Istrabenz was one of Slovenia's largest holding company, with a total of 73 companies under its management. In 2024 it was merged into its parent company Slovenian State Holdings (SDH).

== Activities ==

- Food (24 companies): Droga Kolinska d.d., Grand Kafa AD Beograd, Štark AD Beograd, Palanački Kiseljak AD Smederevska Palanka
- Investments (10 companies)
- Tourism (8 companies): Istrabenz Marina Invest d.o.o., Istrabenz Turizem d.d. Portorož, Marina Koper d.o.o., Istrabenz Hoteli d.o.o. Portorož, Imperial Palace d.o.o.
- Energy (18 companies): Instalacija d.o.o. Koper

== History ==
Istrabenz entered the Ljubljana Stock Exchange in 1997.

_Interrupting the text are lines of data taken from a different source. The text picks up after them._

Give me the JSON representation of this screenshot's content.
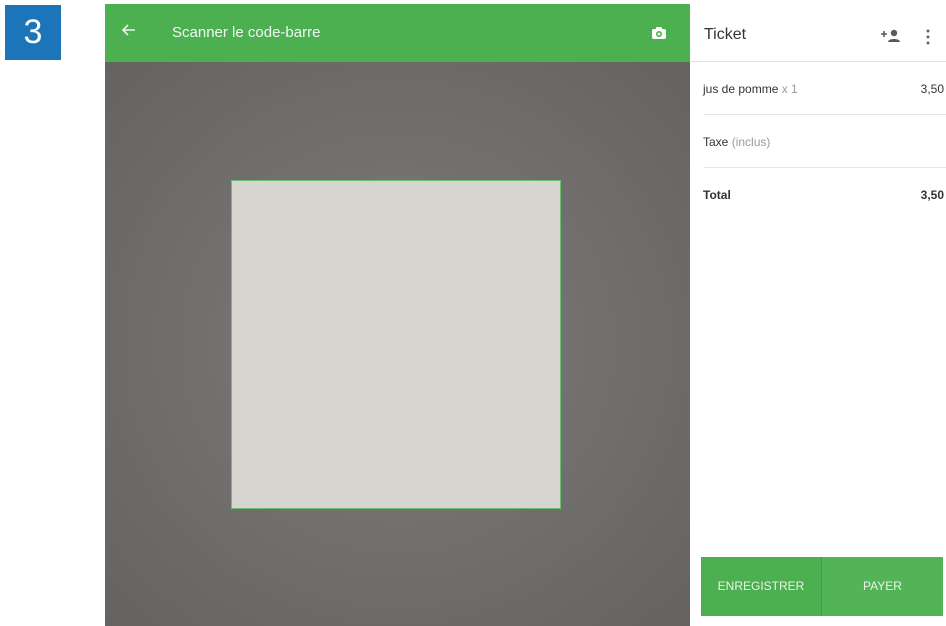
{
  "step_badge": "3",
  "scanner": {
    "title": "Scanner le code-barre",
    "back_icon": "arrow-left-icon",
    "camera_icon": "camera-switch-icon"
  },
  "ticket": {
    "title": "Ticket",
    "add_customer_icon": "add-customer-icon",
    "menu_icon": "more-vertical-icon",
    "items": [
      {
        "name": "jus de pomme",
        "qty": "x 1",
        "amount": "3,50"
      }
    ],
    "tax": {
      "label": "Taxe",
      "note": "(inclus)"
    },
    "total": {
      "label": "Total",
      "amount": "3,50"
    },
    "save_label": "ENREGISTRER",
    "pay_label": "PAYER"
  },
  "colors": {
    "accent": "#4caf50",
    "badge": "#1b75b8"
  }
}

Istrabenz financed the growth of Openad until the holding ran out of cash in 2008.

From 2002 to 2009, the company was headed by Igor Bavčar, Slovenia's former interior minister. In September 2009, Igor Bavčar was detained on suspicions of corruption and money laundering while he was head of Istrabenz.

In July 2010, Istrabenz sold major food manufacturer Droga Kolinska to Atlantic Grupa for €382 million.

In September 2015, Istrabenz sold the Kempinski Palace Portorož for $25 million. In March 2016, Istrabenz Turizem sold the Grand Hotel Adriatic in Opatija to Croatian company Teri-trgovina as part of a disinvestment program.

In June 2016, Istrabenz sold the remaining 51% it held in Istrabenz plini (gas subsidiary) to Italian Siad.

In September 2024, SDH announced that Istrabenz would merge with Istrabenz, which had reported losses for several years before. As part of the merger, SDH took over 50% of the shares of Adriafin.